From: William_J_G Overington (email@example.com)
Date: Fri Aug 06 2010 - 04:03:10 CDT
On Thursday, 5 August 2010, Kenneth Whistler <firstname.lastname@example.org> wrote:
> > I am thinking of where a poet might specify an ending version of a glyph at the end of the last word on some lines, yet not on others, for poetic effect. I think that it would be good if one could specify that in plain text.
> Why can't a poet find a poetic means of doing that, instead of depending on a standards organization to provide a standard means of doing so in plain text? Seems kind of anti-poetic to me. ;-)
Well, I was just suggesting an example. I am not an expert on poetry.
It would not be a matter of a poet depending on a standards organization, it would be a matter of a standards organization noting that adding alternate glyphs to fonts is a modern trend and doing what it can to facilitate access to those alternate glyphs from plain text in a standardized way.
For example, suppose that an alternate ending glyph for a letter e is desired at the end of a line of a poem.

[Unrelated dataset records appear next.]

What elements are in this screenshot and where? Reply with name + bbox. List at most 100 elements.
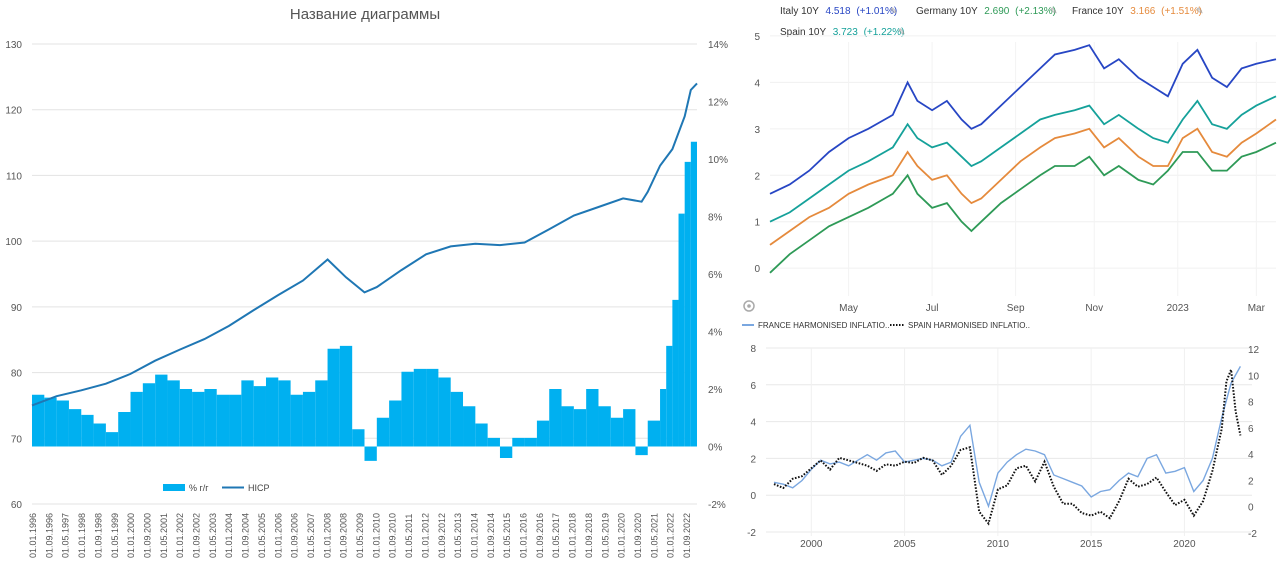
- bar: [635, 446, 648, 456]
- x-tick-label: 01.09.2000: [142, 513, 152, 558]
- legend-spain-name: Spain 10Y: [780, 27, 826, 38]
- x-tick-label: 01.09.2004: [241, 513, 251, 558]
- left-tick-label: 80: [11, 369, 23, 380]
- settings-icon[interactable]: [743, 300, 755, 312]
- bar: [142, 383, 156, 447]
- left-axis-ticks: -2 0 2 4 6 8: [747, 344, 756, 539]
- bar: [463, 406, 476, 447]
- yield-line: [769, 141, 1277, 274]
- france-line: [773, 366, 1242, 509]
- pin-icon[interactable]: ✎: [1050, 6, 1058, 16]
- left-tick-label: 8: [750, 344, 756, 355]
- bar: [118, 412, 131, 447]
- right-tick-label: 12%: [708, 98, 728, 109]
- x-tick-label: 01.05.2009: [355, 513, 365, 558]
- bar: [155, 374, 168, 447]
- x-tick-label: 2010: [987, 539, 1010, 550]
- bar: [561, 406, 574, 447]
- bar: [499, 446, 513, 458]
- x-tick-label: 01.01.2022: [666, 513, 676, 558]
- x-tick-label: 01.05.1997: [61, 513, 71, 558]
- x-tick-label: 01.01.2010: [371, 513, 381, 558]
- legend-france: France 10Y 3.166 (+1.51%): [1072, 6, 1202, 17]
- left-tick-label: 110: [6, 171, 22, 182]
- right-axis-ticks: -2% 0% 2% 4% 6% 8% 10% 12% 14%: [708, 40, 728, 511]
- right-tick-label: 8: [1248, 398, 1254, 409]
- legend-germany-value: 2.690: [984, 6, 1009, 17]
- harmonised-inflation-chart-panel: FRANCE HARMONISED INFLATIO.. SPAIN HARMO…: [738, 318, 1280, 562]
- bar: [290, 394, 303, 447]
- right-tick-label: 10: [1248, 371, 1260, 382]
- x-tick-label: 2020: [1173, 539, 1196, 550]
- x-tick-label: 01.01.1998: [77, 513, 87, 558]
- x-tick-label: 2000: [800, 539, 823, 550]
- bar: [684, 161, 691, 447]
- x-tick-label: 01.09.2002: [192, 513, 202, 558]
- right-tick-label: 2: [1248, 476, 1254, 487]
- hicp-chart-panel: Название диаграммы 60 70 80 90 100 110 120 130 …: [5, 6, 729, 558]
- pin-icon[interactable]: ✎: [890, 6, 898, 16]
- bar: [32, 394, 45, 447]
- legend-italy-change: (+1.01%): [856, 6, 897, 17]
- x-tick-label: 01.01.2018: [568, 513, 578, 558]
- x-tick-label: 01.01.2000: [126, 513, 136, 558]
- right-tick-label: 12: [1248, 345, 1260, 356]
- right-tick-label: -2: [1248, 529, 1257, 540]
- hicp-line: [31, 82, 698, 407]
- bar: [623, 409, 636, 447]
- pin-icon[interactable]: ✎: [898, 27, 906, 37]
- x-tick-label: 2015: [1080, 539, 1103, 550]
- right-tick-label: 6: [1248, 424, 1254, 435]
- bar: [678, 213, 685, 447]
- x-tick-label: 01.09.2022: [682, 513, 692, 558]
- legend: % г/г HICP: [163, 483, 270, 493]
- left-tick-label: 90: [11, 303, 23, 314]
- legend-swatch-yoy: [163, 484, 185, 491]
- x-tick-label: 01.01.2002: [175, 513, 185, 558]
- x-tick-label: 01.05.2007: [306, 513, 316, 558]
- left-tick-label: 130: [5, 40, 22, 51]
- chart-title: Название диаграммы: [290, 6, 440, 23]
- x-tick-label: 01.05.1999: [110, 513, 120, 558]
- yield-line: [769, 95, 1277, 223]
- inflation-lines: [773, 366, 1242, 526]
- y-tick-label: 5: [754, 32, 760, 43]
- y-axis-ticks: 0 1 2 3 4 5: [754, 32, 760, 275]
- bar: [302, 391, 316, 447]
- bar: [105, 432, 119, 447]
- x-tick-label: 01.01.2016: [519, 513, 529, 558]
- bar: [524, 437, 537, 447]
- bar: [389, 400, 402, 447]
- bar: [241, 380, 254, 447]
- bar: [376, 417, 390, 447]
- x-tick-label: 2005: [893, 539, 916, 550]
- legend-france-value: 3.166: [1130, 6, 1155, 17]
- bar: [487, 437, 500, 447]
- x-tick-label: 01.09.1998: [93, 513, 103, 558]
- left-tick-label: 60: [11, 500, 23, 511]
- bar: [672, 299, 679, 447]
- x-tick-label: 01.09.2016: [535, 513, 545, 558]
- x-axis-labels: 01.01.1996 01.09.1996 01.05.1997 01.01.1998…: [28, 513, 692, 558]
- bar: [315, 380, 328, 447]
- x-tick-label: 01.09.2010: [388, 513, 398, 558]
- x-tick-label: 01.09.2006: [290, 513, 300, 558]
- right-tick-label: 6%: [708, 270, 723, 281]
- legend-italy-name: Italy 10Y: [780, 6, 819, 17]
- legend-label-france: FRANCE HARMONISED INFLATIO..: [758, 321, 889, 330]
- x-tick-label: 01.09.1996: [44, 513, 54, 558]
- x-tick-label: 01.05.2017: [551, 513, 561, 558]
- legend-label-hicp: HICP: [248, 483, 270, 493]
- yield-line: [769, 118, 1277, 246]
- bar: [179, 389, 193, 447]
- x-tick-label: Jul: [926, 303, 939, 314]
- bar: [666, 345, 673, 447]
- x-tick-label: 01.05.2013: [453, 513, 463, 558]
- bar: [327, 348, 340, 447]
- gridlines: [770, 35, 1276, 296]
- x-axis-labels: May Jul Sep Nov 2023 Mar: [839, 303, 1265, 314]
- x-tick-label: 01.05.2019: [600, 513, 610, 558]
- bar: [339, 345, 353, 447]
- pin-icon[interactable]: ✎: [1196, 6, 1204, 16]
- y-tick-label: 4: [754, 78, 760, 89]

I am thinking that U+0065 U+FE0F could be used to do that.
It seems to me that as U+0065 U+FE0F is presently unused and that there are also other variation selectors not used with U+0065, that it would do no harm and would be useful for U+0065 U+FE0F to be officially standardized as requesting an alternate ending glyph for a letter e, yet using the ordinary glyph of U+0065 of the font if an alternate ending glyph of the letter e is not available within the font.
The standards organizations have a great opportunity to advance typography by defining some of the Latin letter plus variation selector pairs so that alternate glyphs within a font may be accessed directly from plain text.